This witty and interesting piece is impressive on many levels. It represents a creative interpretation of the assignment and shows the highest level of craftsmanship. (Witness the amount of code devoted to ensuring flowing syntax in the labels.) It is also suited to a shared-source project, since the program itself holds surprises. Skimming the code, you may at first think the "world.gif" image is simply the map in the applet's background--but it's something more.
Your piece is very entertaining. It seems that the ties that bind axes of evil are very loose indeed. My axis of Germany, France and Spain was held together by Olympic judo Silver medal winners.

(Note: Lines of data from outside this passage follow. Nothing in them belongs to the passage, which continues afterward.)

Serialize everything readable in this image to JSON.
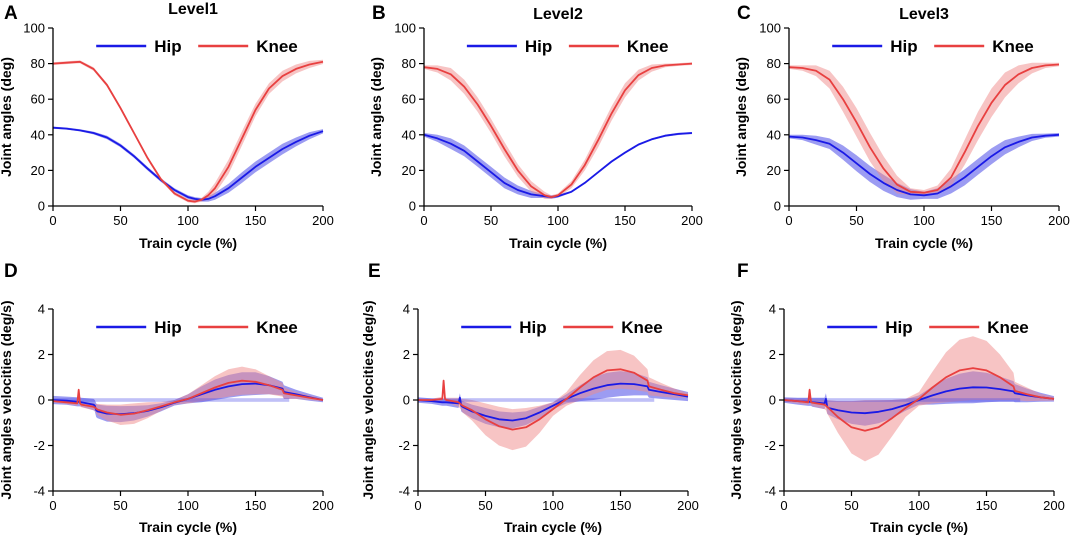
{
  "colors": {
    "hip": "#1a1ae6",
    "knee": "#e84040",
    "hip_band": "#4a4ae8",
    "knee_band": "#f08a8a",
    "axis": "#000000"
  },
  "chart_data": [
    {
      "panel": "A",
      "title": "Level1",
      "type": "line",
      "xlabel": "Train cycle (%)",
      "ylabel": "Joint angles (deg)",
      "xlim": [
        0,
        200
      ],
      "ylim": [
        0,
        100
      ],
      "xticks": [
        0,
        50,
        100,
        150,
        200
      ],
      "yticks": [
        0,
        20,
        40,
        60,
        80,
        100
      ],
      "xtick_labels": [
        "0",
        "50",
        "100",
        "150",
        "200"
      ],
      "ytick_labels": [
        "0",
        "20",
        "40",
        "60",
        "80",
        "100"
      ],
      "legend": [
        "Hip",
        "Knee"
      ],
      "legend_position": "top",
      "x": [
        0,
        10,
        20,
        30,
        40,
        50,
        60,
        70,
        80,
        90,
        100,
        105,
        110,
        115,
        120,
        130,
        140,
        150,
        160,
        170,
        180,
        190,
        200
      ],
      "series": [
        {
          "name": "Hip",
          "values": [
            44,
            43.5,
            42.5,
            41,
            38.5,
            34,
            28,
            21,
            14.5,
            9,
            5,
            4,
            3.5,
            4,
            5.5,
            10,
            16,
            22,
            27,
            32,
            36,
            39.5,
            42
          ],
          "band": [
            0.6,
            0.6,
            0.6,
            0.8,
            1,
            1,
            1,
            1,
            1,
            1,
            1,
            1,
            1,
            1.5,
            2,
            2.5,
            3,
            3,
            3,
            3,
            2.5,
            2,
            1.2
          ]
        },
        {
          "name": "Knee",
          "values": [
            80,
            80.5,
            81,
            77,
            68,
            55,
            41,
            27,
            15,
            7,
            3,
            2.5,
            3.5,
            6,
            10,
            22,
            38,
            54,
            66,
            73,
            77,
            79.5,
            81
          ],
          "band": [
            0.8,
            0.8,
            0.8,
            1,
            1,
            1,
            1,
            1,
            1,
            1,
            1,
            1,
            1,
            2,
            3,
            4,
            4,
            3.5,
            3,
            3,
            2.5,
            2,
            1.2
          ]
        }
      ]
    },
    {
      "panel": "B",
      "title": "Level2",
      "type": "line",
      "xlabel": "Train cycle (%)",
      "ylabel": "Joint angles (deg)",
      "xlim": [
        0,
        200
      ],
      "ylim": [
        0,
        100
      ],
      "xticks": [
        0,
        50,
        100,
        150,
        200
      ],
      "yticks": [
        0,
        20,
        40,
        60,
        80,
        100
      ],
      "xtick_labels": [
        "0",
        "50",
        "100",
        "150",
        "200"
      ],
      "ytick_labels": [
        "0",
        "20",
        "40",
        "60",
        "80",
        "100"
      ],
      "legend": [
        "Hip",
        "Knee"
      ],
      "legend_position": "top",
      "x": [
        0,
        10,
        20,
        30,
        40,
        50,
        60,
        70,
        80,
        90,
        95,
        100,
        110,
        120,
        130,
        140,
        150,
        160,
        170,
        180,
        190,
        200
      ],
      "series": [
        {
          "name": "Hip",
          "values": [
            40,
            38,
            35,
            31,
            25,
            19,
            13,
            9,
            6.5,
            5.5,
            5,
            5.5,
            8,
            13,
            19,
            25,
            30,
            34.5,
            37.5,
            39.5,
            40.5,
            41
          ],
          "band": [
            1,
            2,
            3,
            3,
            3,
            3,
            3,
            2.5,
            2,
            1,
            1,
            0.8,
            0.6,
            0.6,
            0.6,
            0.6,
            0.6,
            0.6,
            0.6,
            0.6,
            0.6,
            0.6
          ]
        },
        {
          "name": "Knee",
          "values": [
            78,
            77,
            74,
            67,
            57,
            45,
            32,
            20,
            11,
            6,
            5,
            6,
            12,
            23,
            37,
            52,
            65,
            73.5,
            77.5,
            79,
            79.5,
            80
          ],
          "band": [
            1,
            2,
            3.5,
            4,
            4,
            4,
            4,
            3.5,
            3,
            2,
            1,
            1,
            2,
            3,
            4,
            4,
            4,
            3,
            2,
            1,
            0.8,
            0.8
          ]
        }
      ]
    },
    {
      "panel": "C",
      "title": "Level3",
      "type": "line",
      "xlabel": "Train cycle (%)",
      "ylabel": "Joint angles (deg)",
      "xlim": [
        0,
        200
      ],
      "ylim": [
        0,
        100
      ],
      "xticks": [
        0,
        50,
        100,
        150,
        200
      ],
      "yticks": [
        0,
        20,
        40,
        60,
        80,
        100
      ],
      "xtick_labels": [
        "0",
        "50",
        "100",
        "150",
        "200"
      ],
      "ytick_labels": [
        "0",
        "20",
        "40",
        "60",
        "80",
        "100"
      ],
      "legend": [
        "Hip",
        "Knee"
      ],
      "legend_position": "top",
      "x": [
        0,
        10,
        20,
        30,
        40,
        50,
        60,
        70,
        80,
        90,
        100,
        110,
        120,
        130,
        140,
        150,
        160,
        170,
        180,
        190,
        200
      ],
      "series": [
        {
          "name": "Hip",
          "values": [
            39,
            38.5,
            37,
            35,
            30,
            24,
            18,
            13,
            9,
            6.5,
            6,
            7,
            11,
            16,
            22,
            28,
            33,
            36,
            38.5,
            39.5,
            40
          ],
          "band": [
            1,
            1.5,
            2.5,
            3,
            4,
            4.5,
            4.5,
            4.5,
            4,
            3,
            2,
            3,
            4,
            4.5,
            4.5,
            4.5,
            4,
            3,
            2,
            1.2,
            1
          ]
        },
        {
          "name": "Knee",
          "values": [
            78,
            77.5,
            76,
            71,
            60,
            47,
            33,
            21,
            12,
            8,
            7.5,
            9,
            16,
            30,
            45,
            58,
            68,
            74,
            77.5,
            79,
            79.5
          ],
          "band": [
            1,
            1.5,
            3,
            5,
            7,
            8,
            8,
            7,
            5,
            2,
            1.5,
            2.5,
            5,
            7,
            8,
            8,
            7,
            5,
            3,
            1.5,
            1
          ]
        }
      ]
    },
    {
      "panel": "D",
      "title": "",
      "type": "line",
      "xlabel": "Train cycle (%)",
      "ylabel": "Joint angles velocities (deg/s)",
      "xlim": [
        0,
        200
      ],
      "ylim": [
        -4,
        4
      ],
      "xticks": [
        0,
        50,
        100,
        150,
        200
      ],
      "yticks": [
        -4,
        -2,
        0,
        2,
        4
      ],
      "xtick_labels": [
        "0",
        "50",
        "100",
        "150",
        "200"
      ],
      "ytick_labels": [
        "-4",
        "-2",
        "0",
        "2",
        "4"
      ],
      "legend": [
        "Hip",
        "Knee"
      ],
      "legend_position": "top",
      "x": [
        0,
        10,
        18,
        19,
        20,
        21,
        30,
        31,
        32,
        33,
        40,
        50,
        60,
        70,
        80,
        90,
        100,
        110,
        120,
        130,
        140,
        150,
        160,
        170,
        171,
        180,
        190,
        200
      ],
      "series": [
        {
          "name": "Hip",
          "values": [
            0,
            -0.03,
            -0.08,
            -0.08,
            -0.08,
            -0.1,
            -0.2,
            -0.25,
            -0.45,
            -0.5,
            -0.6,
            -0.62,
            -0.58,
            -0.48,
            -0.32,
            -0.12,
            0.05,
            0.25,
            0.45,
            0.6,
            0.7,
            0.72,
            0.65,
            0.5,
            0.35,
            0.25,
            0.12,
            0
          ],
          "band": [
            0.18,
            0.18,
            0.2,
            0.2,
            0.2,
            0.2,
            0.25,
            0.25,
            0.3,
            0.3,
            0.35,
            0.35,
            0.32,
            0.25,
            0.18,
            0.12,
            0.2,
            0.35,
            0.45,
            0.5,
            0.52,
            0.5,
            0.4,
            0.3,
            0.3,
            0.2,
            0.15,
            0.1
          ]
        },
        {
          "name": "Knee",
          "values": [
            -0.05,
            -0.1,
            -0.15,
            0.45,
            -0.15,
            -0.2,
            -0.3,
            -0.32,
            -0.38,
            -0.42,
            -0.55,
            -0.65,
            -0.6,
            -0.45,
            -0.28,
            -0.1,
            0.05,
            0.3,
            0.55,
            0.75,
            0.85,
            0.8,
            0.65,
            0.45,
            0.3,
            0.2,
            0.1,
            0
          ],
          "band": [
            0.05,
            0.08,
            0.1,
            0.1,
            0.1,
            0.12,
            0.15,
            0.15,
            0.2,
            0.25,
            0.35,
            0.45,
            0.45,
            0.35,
            0.2,
            0.1,
            0.2,
            0.35,
            0.5,
            0.6,
            0.62,
            0.55,
            0.4,
            0.3,
            0.25,
            0.15,
            0.1,
            0.05
          ]
        }
      ]
    },
    {
      "panel": "E",
      "title": "",
      "type": "line",
      "xlabel": "Train cycle (%)",
      "ylabel": "Joint angles velocities (deg/s)",
      "xlim": [
        0,
        200
      ],
      "ylim": [
        -4,
        4
      ],
      "xticks": [
        0,
        50,
        100,
        150,
        200
      ],
      "yticks": [
        -4,
        -2,
        0,
        2,
        4
      ],
      "xtick_labels": [
        "0",
        "50",
        "100",
        "150",
        "200"
      ],
      "ytick_labels": [
        "-4",
        "-2",
        "0",
        "2",
        "4"
      ],
      "legend": [
        "Hip",
        "Knee"
      ],
      "legend_position": "top",
      "x": [
        0,
        10,
        18,
        19,
        20,
        21,
        30,
        31,
        32,
        33,
        40,
        50,
        60,
        70,
        80,
        90,
        100,
        110,
        120,
        130,
        140,
        150,
        160,
        170,
        171,
        180,
        190,
        200
      ],
      "series": [
        {
          "name": "Hip",
          "values": [
            0,
            -0.05,
            -0.1,
            -0.1,
            -0.1,
            -0.1,
            -0.15,
            0.1,
            -0.25,
            -0.3,
            -0.5,
            -0.7,
            -0.85,
            -0.9,
            -0.8,
            -0.55,
            -0.25,
            0.05,
            0.3,
            0.5,
            0.65,
            0.72,
            0.7,
            0.6,
            0.45,
            0.35,
            0.25,
            0.15
          ],
          "band": [
            0.12,
            0.12,
            0.15,
            0.15,
            0.15,
            0.15,
            0.2,
            0.2,
            0.25,
            0.25,
            0.3,
            0.35,
            0.35,
            0.35,
            0.3,
            0.25,
            0.15,
            0.2,
            0.35,
            0.5,
            0.55,
            0.55,
            0.5,
            0.4,
            0.35,
            0.3,
            0.25,
            0.2
          ]
        },
        {
          "name": "Knee",
          "values": [
            0,
            0,
            0.05,
            0.85,
            0.05,
            0,
            -0.1,
            -0.15,
            -0.2,
            -0.25,
            -0.45,
            -0.85,
            -1.15,
            -1.3,
            -1.2,
            -0.85,
            -0.4,
            0.05,
            0.55,
            1.0,
            1.3,
            1.35,
            1.2,
            0.85,
            0.6,
            0.45,
            0.3,
            0.2
          ],
          "band": [
            0.05,
            0.05,
            0.1,
            0.1,
            0.1,
            0.1,
            0.2,
            0.2,
            0.25,
            0.3,
            0.45,
            0.7,
            0.85,
            0.9,
            0.85,
            0.6,
            0.3,
            0.3,
            0.55,
            0.75,
            0.85,
            0.85,
            0.75,
            0.5,
            0.4,
            0.3,
            0.2,
            0.1
          ]
        }
      ]
    },
    {
      "panel": "F",
      "title": "",
      "type": "line",
      "xlabel": "Train cycle (%)",
      "ylabel": "Joint angles velocities (deg/s)",
      "xlim": [
        0,
        200
      ],
      "ylim": [
        -4,
        4
      ],
      "xticks": [
        0,
        50,
        100,
        150,
        200
      ],
      "yticks": [
        -4,
        -2,
        0,
        2,
        4
      ],
      "xtick_labels": [
        "0",
        "50",
        "100",
        "150",
        "200"
      ],
      "ytick_labels": [
        "-4",
        "-2",
        "0",
        "2",
        "4"
      ],
      "legend": [
        "Hip",
        "Knee"
      ],
      "legend_position": "top",
      "x": [
        0,
        10,
        18,
        19,
        20,
        21,
        30,
        31,
        32,
        33,
        40,
        50,
        60,
        70,
        80,
        90,
        100,
        110,
        120,
        130,
        140,
        150,
        160,
        170,
        171,
        180,
        190,
        200
      ],
      "series": [
        {
          "name": "Hip",
          "values": [
            0,
            -0.05,
            -0.08,
            -0.08,
            -0.08,
            -0.1,
            -0.15,
            0.05,
            -0.3,
            -0.35,
            -0.45,
            -0.55,
            -0.58,
            -0.52,
            -0.4,
            -0.22,
            0,
            0.2,
            0.38,
            0.5,
            0.56,
            0.55,
            0.48,
            0.38,
            0.3,
            0.2,
            0.12,
            0.05
          ],
          "band": [
            0.12,
            0.15,
            0.18,
            0.18,
            0.18,
            0.2,
            0.25,
            0.25,
            0.3,
            0.3,
            0.4,
            0.5,
            0.55,
            0.5,
            0.4,
            0.25,
            0.2,
            0.4,
            0.55,
            0.65,
            0.7,
            0.65,
            0.55,
            0.45,
            0.4,
            0.3,
            0.2,
            0.12
          ]
        },
        {
          "name": "Knee",
          "values": [
            0,
            -0.05,
            -0.1,
            0.45,
            -0.1,
            -0.12,
            -0.2,
            -0.25,
            -0.3,
            -0.35,
            -0.75,
            -1.2,
            -1.35,
            -1.2,
            -0.8,
            -0.35,
            0.05,
            0.55,
            1.0,
            1.3,
            1.4,
            1.3,
            1.0,
            0.6,
            0.4,
            0.25,
            0.12,
            0.05
          ],
          "band": [
            0.08,
            0.1,
            0.12,
            0.12,
            0.12,
            0.15,
            0.2,
            0.2,
            0.3,
            0.35,
            0.7,
            1.15,
            1.35,
            1.2,
            0.8,
            0.4,
            0.3,
            0.7,
            1.1,
            1.35,
            1.4,
            1.3,
            1.0,
            0.6,
            0.4,
            0.3,
            0.15,
            0.08
          ]
        }
      ]
    }
  ]
}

Your code was very elegant -- searching through the code, there are no drawing routines that create the countries or axes. All of the connection is made through palette manipulation of a single image. I think this adds a nice layer of commentary onto the piece -- these labels we place on countries have nothing to do with their intrinsic nature, but are merely our minds imposing an imaginary order (in this case conspiracy) onto the planet.

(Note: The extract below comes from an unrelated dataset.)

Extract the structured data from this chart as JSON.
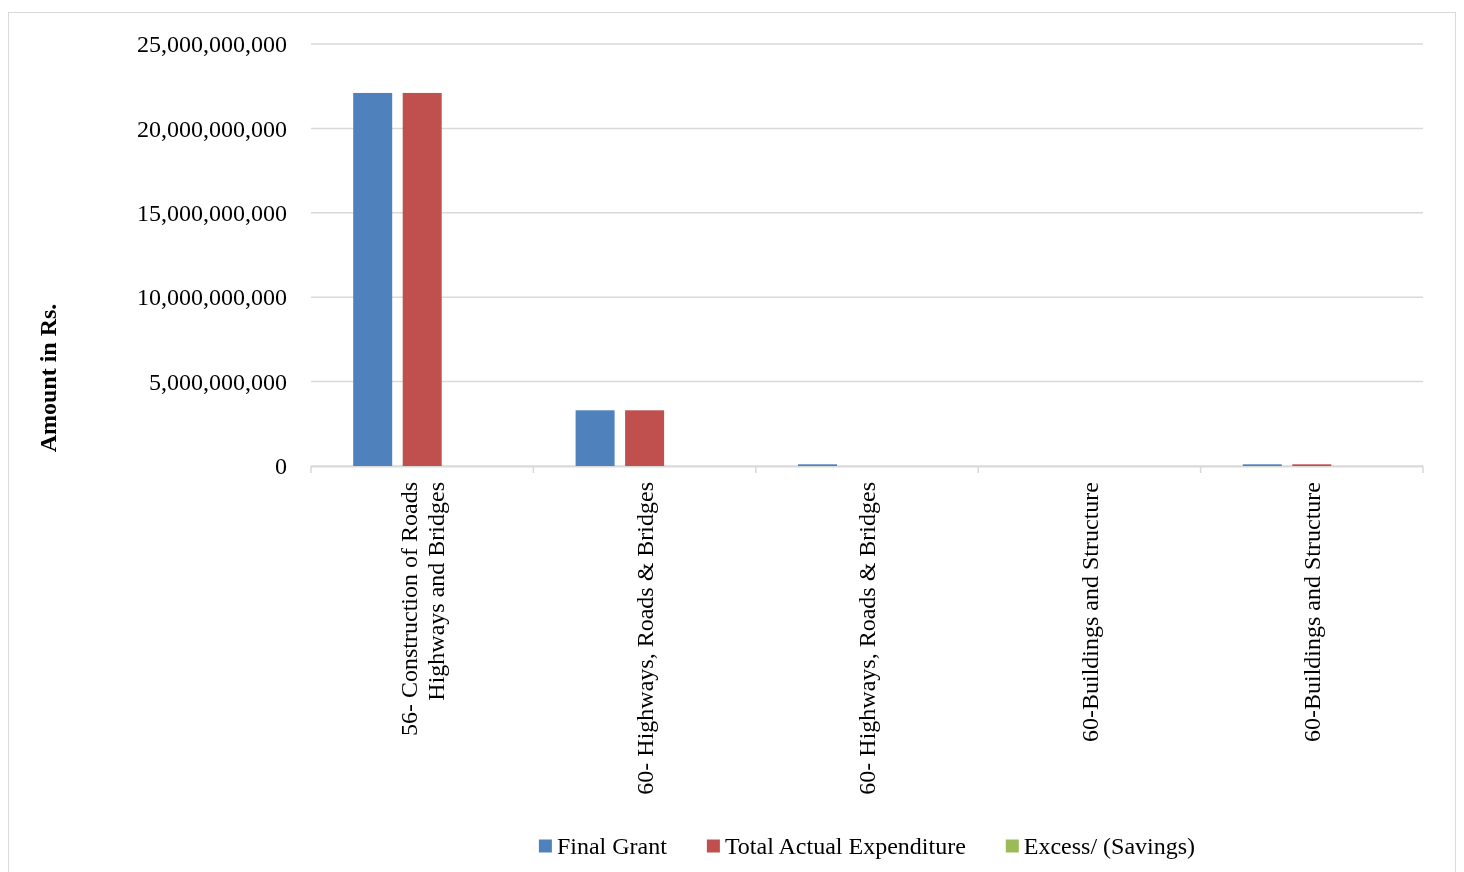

Indeed, as Martin said, VERY competent programming, runs like a charm and is a pleasure to look at. I notice that Golan uses the "official" United Nations map projection, rather than a strict lat/lon projection. Don't you think it over-emphasizes Europe and Africa? I love the sense of humor (if you can call it humor) and the very "professional" code comments ("...and a secret handshake. Ours is wicked cool."). I also very much appreciate the content-driven approach. Sometimes the axis "description" is a little forced and redundant, but often it is quite funny, and certainly points to the redundancy of political agendas in the first place. The funniest descriptions depend on the countries one chooses. This highlights a certain property common to many interactive and generative pieces, it really matters what the user does. This is not a bad thing, I think it is ultimately very much the point.
Golan Levin: John wrote that 'the funniest descriptions depend on the countries one chooses,' and Scott has pointed out how tenuous the connections in the 'axes' can get. I think these comments are dead on, and point to the greatest weakness of the piece.